Recently though, in what has been both a cause and an effect of the chorus of voices opposed to comp skiing, those smaller, grassroots competitions have become scarce. Swallowed up by TV dollars and shifting priorities within the skiing community, open-style comps have all but vanished, and with them many of the opportunities for young skiers to try their hands at competing.

Phil Belanger, whose D-Structure shop has been a staple of the Quebec scene for the the past 15 years, has seen the ups and the downs. He knows something’s got to give, and this year he’s turning an old idea into a new reality.

Where did the idea for the tour come from?

“The thing is that D-Structure has been here in Quebec for the last 15 years, and I’ve been doing a lot of jam events to introduce freeskiing to kids. But in the last 3 years there’s been a real lack of contests beyond just rail jams or Am contests. Video has always been a big part of all the Quebec riders; and all the street segments and all that. But the sport is growing so fast that now the freeskiing aspect we need to cover is contests. Now kids have something to aim for in their future.”

With the decline in amateur level open competitions, how important is it to have a tour like this?

“Well we could have just done it through [private] ski clubs, doing moguls, freestyle and aerials, but that’s not where I wanted Quebec to go. This way you don’t need to be part of a team or club … now you can come as an independent entrant. You see this across all comps: they’re being organized by government bodies, both in Canada and the US, but there’s nothing independent – like the Gatorade freeflow tour – there’s less and less of that left. It’s an important avenue to make sure the sport keeps growing.”

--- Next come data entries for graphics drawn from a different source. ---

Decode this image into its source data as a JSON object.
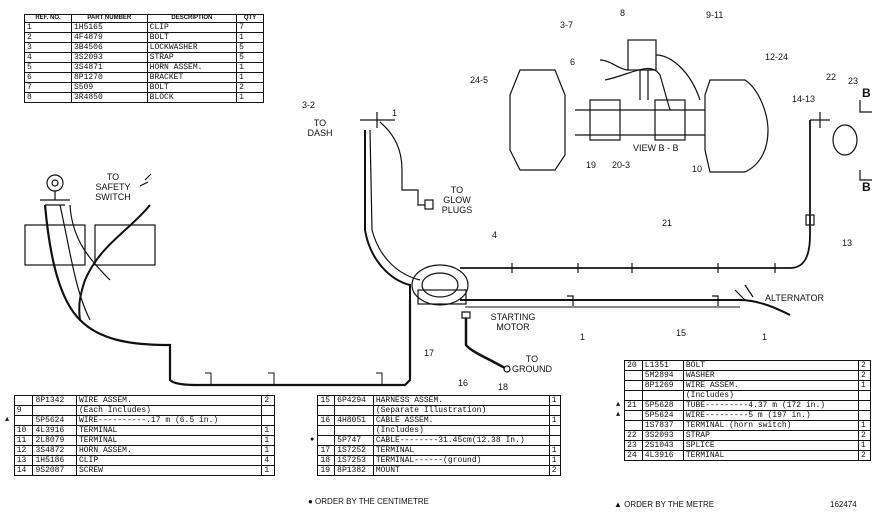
{
  "top_table": {
    "headers": [
      "REF. NO.",
      "PART NUMBER",
      "DESCRIPTION",
      "QTY"
    ],
    "rows": [
      {
        "ref": "1",
        "part": "1H5165",
        "desc": "CLIP",
        "qty": "7"
      },
      {
        "ref": "2",
        "part": "4F4879",
        "desc": "BOLT",
        "qty": "1"
      },
      {
        "ref": "3",
        "part": "3B4506",
        "desc": "LOCKWASHER",
        "qty": "5"
      },
      {
        "ref": "4",
        "part": "3S2093",
        "desc": "STRAP",
        "qty": "5"
      },
      {
        "ref": "5",
        "part": "3S4871",
        "desc": "HORN ASSEM.",
        "qty": "1"
      },
      {
        "ref": "6",
        "part": "8P1270",
        "desc": "BRACKET",
        "qty": "1"
      },
      {
        "ref": "7",
        "part": "S509",
        "desc": "BOLT",
        "qty": "2"
      },
      {
        "ref": "8",
        "part": "3R4850",
        "desc": "BLOCK",
        "qty": "1"
      }
    ]
  },
  "bottom_left_table": {
    "rows": [
      {
        "mark": "",
        "ref": "",
        "part": "8P1342",
        "desc": "WIRE ASSEM.",
        "qty": "2"
      },
      {
        "mark": "",
        "ref": "9",
        "part": "",
        "desc": "(Each Includes)",
        "qty": ""
      },
      {
        "mark": "▲",
        "ref": "",
        "part": "5P5624",
        "desc": "WIRE----------.17 m (6.5 in.)",
        "qty": ""
      },
      {
        "mark": "",
        "ref": "10",
        "part": "4L3916",
        "desc": "TERMINAL",
        "qty": "1"
      },
      {
        "mark": "",
        "ref": "11",
        "part": "2L8079",
        "desc": "TERMINAL",
        "qty": "1"
      },
      {
        "mark": "",
        "ref": "12",
        "part": "3S4872",
        "desc": "HORN ASSEM.",
        "qty": "1"
      },
      {
        "mark": "",
        "ref": "13",
        "part": "1H5186",
        "desc": "CLIP",
        "qty": "4"
      },
      {
        "mark": "",
        "ref": "14",
        "part": "9S2087",
        "desc": "SCREW",
        "qty": "1"
      }
    ]
  },
  "bottom_center_table": {
    "rows": [
      {
        "mark": "",
        "ref": "15",
        "part": "6P4294",
        "desc": "HARNESS ASSEM.",
        "qty": "1"
      },
      {
        "mark": "",
        "ref": "",
        "part": "",
        "desc": "(Separate Illustration)",
        "qty": ""
      },
      {
        "mark": "",
        "ref": "16",
        "part": "4H8051",
        "desc": "CABLE ASSEM.",
        "qty": "1"
      },
      {
        "mark": "",
        "ref": "",
        "part": "",
        "desc": "(Includes)",
        "qty": ""
      },
      {
        "mark": "●",
        "ref": "",
        "part": "5P747",
        "desc": "CABLE--------31.45cm(12.38 In.)",
        "qty": ""
      },
      {
        "mark": "",
        "ref": "17",
        "part": "1S7252",
        "desc": "TERMINAL",
        "qty": "1"
      },
      {
        "mark": "",
        "ref": "18",
        "part": "1S7253",
        "desc": "TERMINAL------(ground)",
        "qty": "1"
      },
      {
        "mark": "",
        "ref": "19",
        "part": "8P1382",
        "desc": "MOUNT",
        "qty": "2"
      }
    ]
  },
  "bottom_right_table": {
    "rows": [
      {
        "mark": "",
        "ref": "20",
        "part": "L1351",
        "desc": "BOLT",
        "qty": "2"
      },
      {
        "mark": "",
        "ref": "",
        "part": "5M2894",
        "desc": "WASHER",
        "qty": "2"
      },
      {
        "mark": "",
        "ref": "",
        "part": "8P1269",
        "desc": "WIRE ASSEM.",
        "qty": "1"
      },
      {
        "mark": "",
        "ref": "",
        "part": "",
        "desc": "(Includes)",
        "qty": ""
      },
      {
        "mark": "▲",
        "ref": "21",
        "part": "5P5628",
        "desc": "TUBE---------4.37 m (172 in.)",
        "qty": ""
      },
      {
        "mark": "▲",
        "ref": "",
        "part": "5P5624",
        "desc": "WIRE---------5 m (197 in.)",
        "qty": ""
      },
      {
        "mark": "",
        "ref": "",
        "part": "1S7837",
        "desc": "TERMINAL (horn switch)",
        "qty": "1"
      },
      {
        "mark": "",
        "ref": "22",
        "part": "3S2093",
        "desc": "STRAP",
        "qty": "2"
      },
      {
        "mark": "",
        "ref": "23",
        "part": "2S1043",
        "desc": "SPLICE",
        "qty": "1"
      },
      {
        "mark": "",
        "ref": "24",
        "part": "4L3916",
        "desc": "TERMINAL",
        "qty": "2"
      }
    ]
  },
  "footnotes": {
    "centimetre": "● ORDER BY THE CENTIMETRE",
    "metre": "▲ ORDER BY THE METRE",
    "figure_number": "162474"
  },
  "diagram_labels": {
    "to_dash": "TO\nDASH",
    "to_glow_plugs": "TO\nGLOW\nPLUGS",
    "to_safety_switch": "TO\nSAFETY\nSWITCH",
    "starting_motor": "STARTING\nMOTOR",
    "alternator": "ALTERNATOR",
    "to_ground": "TO\nGROUND",
    "view_bb": "VIEW B - B",
    "b_top": "B",
    "b_bottom": "B",
    "callouts": {
      "c3_2": "3-2",
      "c1_dash": "1",
      "c4": "4",
      "c21": "21",
      "c13": "13",
      "c1_alt": "1",
      "c15": "15",
      "c1_mid": "1",
      "c17": "17",
      "c16": "16",
      "c18": "18",
      "c3_7": "3-7",
      "c8": "8",
      "c9_11": "9-11",
      "c6": "6",
      "c12_24": "12-24",
      "c24_5": "24-5",
      "c22": "22",
      "c23": "23",
      "c14_13": "14-13",
      "c19": "19",
      "c20_3": "20-3",
      "c10": "10"
    }
  }
}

What’s the value of competition skiing these days? Is there a way to make comps more fun, or get away from the stigma of comp skiing?

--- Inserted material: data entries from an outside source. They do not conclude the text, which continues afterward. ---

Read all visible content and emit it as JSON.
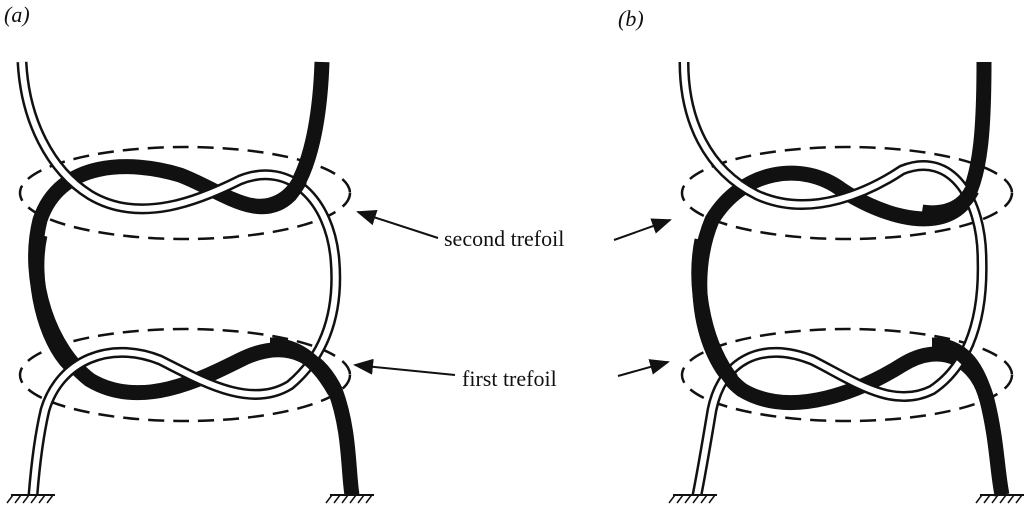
{
  "panels": [
    {
      "label": "(a)"
    },
    {
      "label": "(b)"
    }
  ],
  "annotations": {
    "second": "second trefoil",
    "first": "first trefoil"
  },
  "colors": {
    "ink": "#111111",
    "paper": "#ffffff"
  }
}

“The thing is it’s how people see the way competitions are. That’s why we do these kinds of tours, is to give those kids a goal. So if they don’t win, the next day they go on the hill and they try a little harder to get a little better.

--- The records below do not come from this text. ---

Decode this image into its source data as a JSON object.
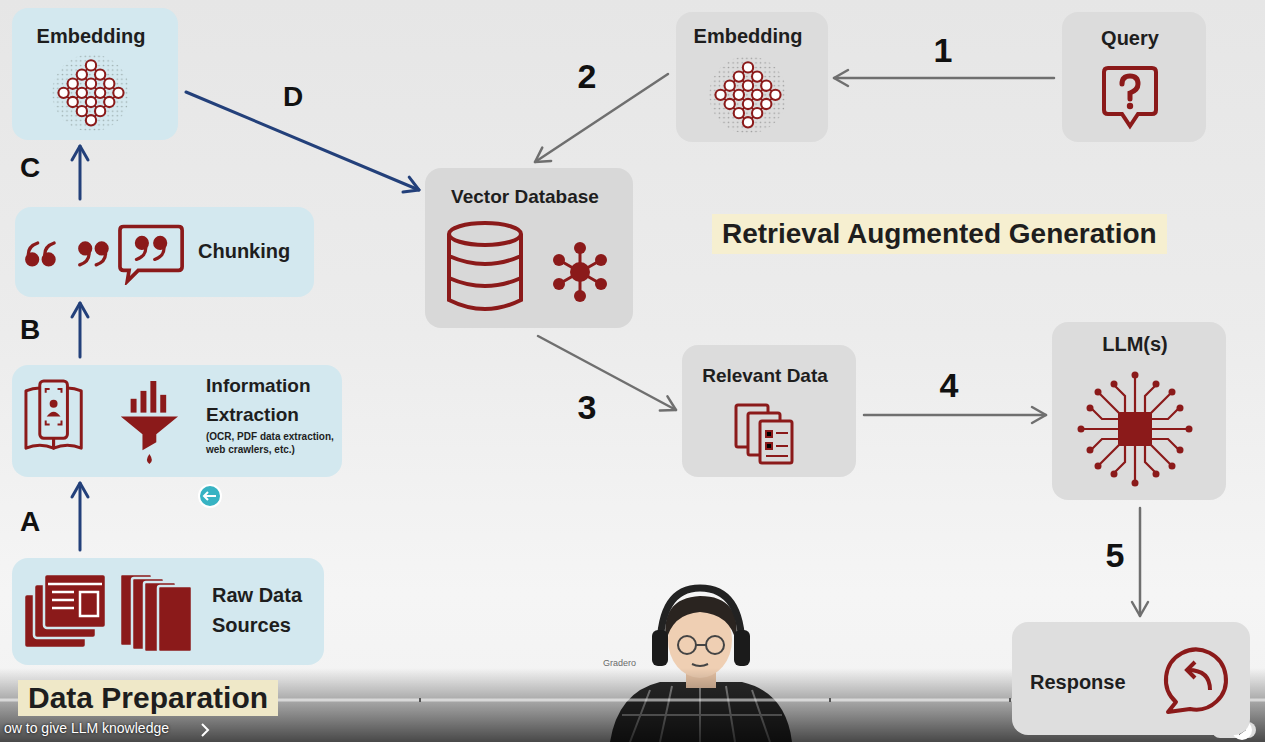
{
  "diagram": {
    "title": "Retrieval Augmented Generation",
    "nodes": [
      {
        "text": [
          "Embedding"
        ]
      },
      {
        "text": [
          "Chunking"
        ]
      },
      {
        "text": [
          "Information Extraction",
          "(OCR, PDF data extraction, web crawlers, etc.)"
        ]
      },
      {
        "text": [
          "Raw Data Sources"
        ]
      },
      {
        "text": [
          "Vector Database"
        ]
      },
      {
        "text": [
          "Query"
        ]
      },
      {
        "text": [
          "Embedding"
        ]
      },
      {
        "text": [
          "Relevant Data"
        ]
      },
      {
        "text": [
          "LLM(s)"
        ]
      },
      {
        "text": [
          "Response"
        ]
      }
    ],
    "edges": [
      {
        "from": 3,
        "to": 2,
        "label": "A",
        "arrow": "to"
      },
      {
        "from": 2,
        "to": 1,
        "label": "B",
        "arrow": "to"
      },
      {
        "from": 1,
        "to": 0,
        "label": "C",
        "arrow": "to"
      },
      {
        "from": 0,
        "to": 4,
        "label": "D",
        "arrow": "to"
      },
      {
        "from": 5,
        "to": 6,
        "label": "1",
        "arrow": "to"
      },
      {
        "from": 6,
        "to": 4,
        "label": "2",
        "arrow": "to"
      },
      {
        "from": 4,
        "to": 7,
        "label": "3",
        "arrow": "to"
      },
      {
        "from": 7,
        "to": 8,
        "label": "4",
        "arrow": "to"
      },
      {
        "from": 8,
        "to": 9,
        "label": "5",
        "arrow": "to"
      }
    ],
    "labels": [
      "Data Preparation",
      "Gradero",
      "ow to give LLM knowledge"
    ]
  }
}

“And you know maybe they say to themselves okay next time I’m going to try to be better. Instead of a 360 maybe I’ll try and get that extra 180 in there. At the end of the day, like anything else, it’s fun to have a goal. You need to have dreams and goals.

“You don’t need to succeed or be the best, but you need a formula for creating success. For the older guys there’s the opportunity to earn some money, for the younger kids it’s gonna be a lot of product; and we’re going to be doing video edits for all the stops. I want to keep it as cheap as possible. It’s a day of fun with your friends. Like you can say who can do the best 540, and that gets judged. And it’s not just for Quebeckers, I want to give the shot to outsiders to get more specific contest-wise points.”